P-J. Luizard. – Désespérés par la situation irakienne en 2007, les Américains ont joué avec le «surge» leur va-tout. Ils y ont mis énormément de moyens. Mais le recours au tribalisme en Irak ne pourra leur offrir les mêmes services qu’aux Britanniques dans les années 1920-1930. Les Américains ne pourront pas continuer indéfiniment à donner 300 euros par mois – presque deux fois le salaire d’un enseignant – à chaque supplétif des milices qu’ils arment. La diminution temporaire des violences n’est due qu’à cette manne.
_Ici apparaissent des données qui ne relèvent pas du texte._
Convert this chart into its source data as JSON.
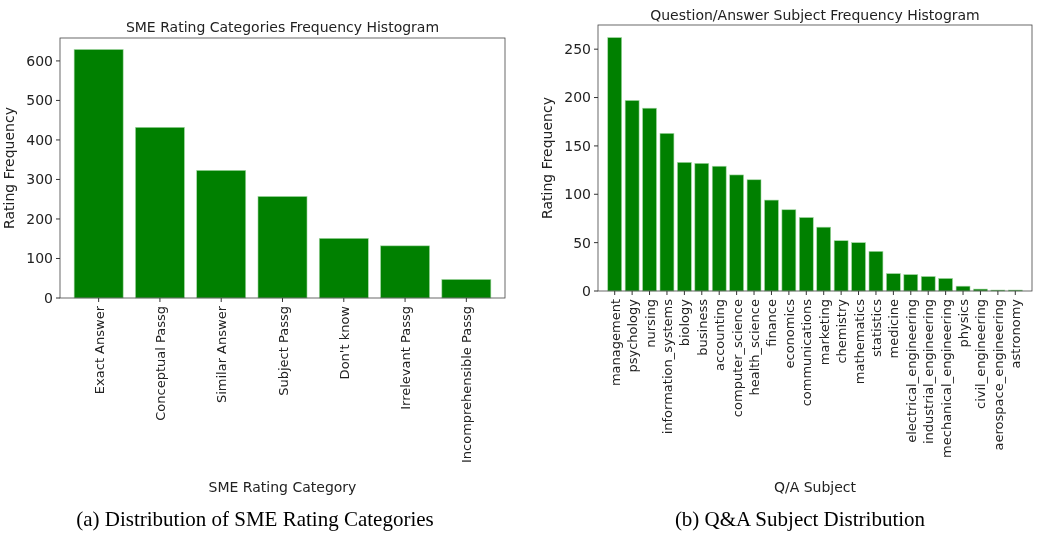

Ne valait-il pas mieux avoir un ennemi relativement homogène avec qui pouvoir négocier sur des bases politiques que ces mille allégeances qui se combattent les unes les autres, hypothéquant toute solution politique ?
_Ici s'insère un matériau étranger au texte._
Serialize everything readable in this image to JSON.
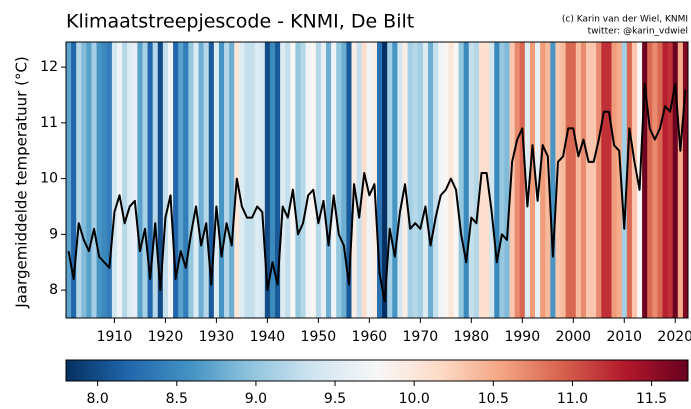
{
  "chart_data": {
    "type": "line",
    "title": "Klimaatstreepjescode - KNMI, De Bilt",
    "annotations": [
      "(c) Karin van der Wiel, KNMI",
      "twitter: @karin_vdwiel"
    ],
    "y_label": "Jaargemiddelde temperatuur (°C)",
    "x": [
      1901,
      1902,
      1903,
      1904,
      1905,
      1906,
      1907,
      1908,
      1909,
      1910,
      1911,
      1912,
      1913,
      1914,
      1915,
      1916,
      1917,
      1918,
      1919,
      1920,
      1921,
      1922,
      1923,
      1924,
      1925,
      1926,
      1927,
      1928,
      1929,
      1930,
      1931,
      1932,
      1933,
      1934,
      1935,
      1936,
      1937,
      1938,
      1939,
      1940,
      1941,
      1942,
      1943,
      1944,
      1945,
      1946,
      1947,
      1948,
      1949,
      1950,
      1951,
      1952,
      1953,
      1954,
      1955,
      1956,
      1957,
      1958,
      1959,
      1960,
      1961,
      1962,
      1963,
      1964,
      1965,
      1966,
      1967,
      1968,
      1969,
      1970,
      1971,
      1972,
      1973,
      1974,
      1975,
      1976,
      1977,
      1978,
      1979,
      1980,
      1981,
      1982,
      1983,
      1984,
      1985,
      1986,
      1987,
      1988,
      1989,
      1990,
      1991,
      1992,
      1993,
      1994,
      1995,
      1996,
      1997,
      1998,
      1999,
      2000,
      2001,
      2002,
      2003,
      2004,
      2005,
      2006,
      2007,
      2008,
      2009,
      2010,
      2011,
      2012,
      2013,
      2014,
      2015,
      2016,
      2017,
      2018,
      2019,
      2020,
      2021,
      2022
    ],
    "values": [
      8.7,
      8.2,
      9.2,
      8.9,
      8.7,
      9.1,
      8.6,
      8.5,
      8.4,
      9.4,
      9.7,
      9.2,
      9.5,
      9.6,
      8.7,
      9.1,
      8.2,
      9.2,
      8.0,
      9.3,
      9.7,
      8.2,
      8.7,
      8.4,
      9.0,
      9.5,
      8.8,
      9.2,
      8.1,
      9.5,
      8.6,
      9.2,
      8.8,
      10.0,
      9.5,
      9.3,
      9.3,
      9.5,
      9.4,
      8.0,
      8.5,
      8.1,
      9.5,
      9.3,
      9.8,
      9.0,
      9.2,
      9.7,
      9.8,
      9.2,
      9.6,
      8.8,
      9.7,
      9.0,
      8.8,
      8.1,
      9.9,
      9.3,
      10.1,
      9.7,
      9.9,
      8.3,
      7.8,
      9.1,
      8.6,
      9.4,
      9.9,
      9.1,
      9.2,
      9.1,
      9.5,
      8.8,
      9.3,
      9.7,
      9.8,
      10.0,
      9.8,
      9.0,
      8.5,
      9.3,
      9.2,
      10.1,
      10.1,
      9.4,
      8.5,
      9.0,
      8.9,
      10.3,
      10.7,
      10.9,
      9.5,
      10.6,
      9.6,
      10.6,
      10.4,
      8.6,
      10.3,
      10.4,
      10.9,
      10.9,
      10.4,
      10.7,
      10.3,
      10.3,
      10.7,
      11.2,
      11.2,
      10.6,
      10.5,
      9.1,
      10.9,
      10.3,
      9.8,
      11.7,
      10.9,
      10.7,
      10.9,
      11.3,
      11.2,
      11.7,
      10.5,
      11.6
    ],
    "color": "#000000",
    "xlim": [
      1900.5,
      2022.5
    ],
    "xticks": [
      1910,
      1920,
      1930,
      1940,
      1950,
      1960,
      1970,
      1980,
      1990,
      2000,
      2010,
      2020
    ],
    "ylim": [
      7.5,
      12.45
    ],
    "yticks": [
      8,
      9,
      10,
      11,
      12
    ],
    "colormap": [
      "#053061",
      "#2166ac",
      "#4393c3",
      "#92c5de",
      "#d1e5f0",
      "#f7f7f7",
      "#fddbc7",
      "#f4a582",
      "#d6604d",
      "#b2182b",
      "#67001f"
    ],
    "clim": [
      7.8,
      11.73
    ],
    "cticks": [
      {
        "value": 8,
        "label": "8.0"
      },
      8.5,
      {
        "value": 9,
        "label": "9.0"
      },
      9.5,
      {
        "value": 10,
        "label": "10.0"
      },
      10.5,
      {
        "value": 11,
        "label": "11.0"
      },
      11.5
    ]
  }
}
N. O. – Le retrait des troupes américaines d’Irak que les candidats démocrates à l’élection présidentielle appellent de leurs voeux est-il une perspective réaliste ?

P.-J. Luizard. – Aujourd’hui il ne peut plus y avoir en Irak qu’un simulacre de retrait. Regardez ce qui se passe à Bassora, où des milliers de gens ont manifesté pour demander aux Britanniques de revenir dans le centre-ville ! Ils ne peuvent plus sortir de chez eux sans risquer la mort… Nous allons donc assister à un faux retrait, comme le surge a été une fausse victoire à destination de l’opinion publique américaine. Les Américains misent beaucoup sur les sociétés privées de sécurité. Ces mercenaires qui viennent du monde entier sont appelés à jouer un rôle grandissant dans ce conflit. Avec les dangers et les dérives que l’on a déjà vues. Mais cette privatisation a ses limites. Car sans la présence massive d’armée étrangère, c’est tout le fragile système laborieusement construit qui risque de s’effondrer.

Sara Daniel, Bagdad, février 2008

Pierre-Jean Luizard
Chercheur au groupe de sociologie des religions et de la laïcité du CNRS, spécialiste de l’Irak, Pierre-Jean Luizard est notamment l’auteur de «Laïcités autoritaires en terres d’islam» (Fayard, 2008) et de «la Question irakienne» (Fayard, 2004).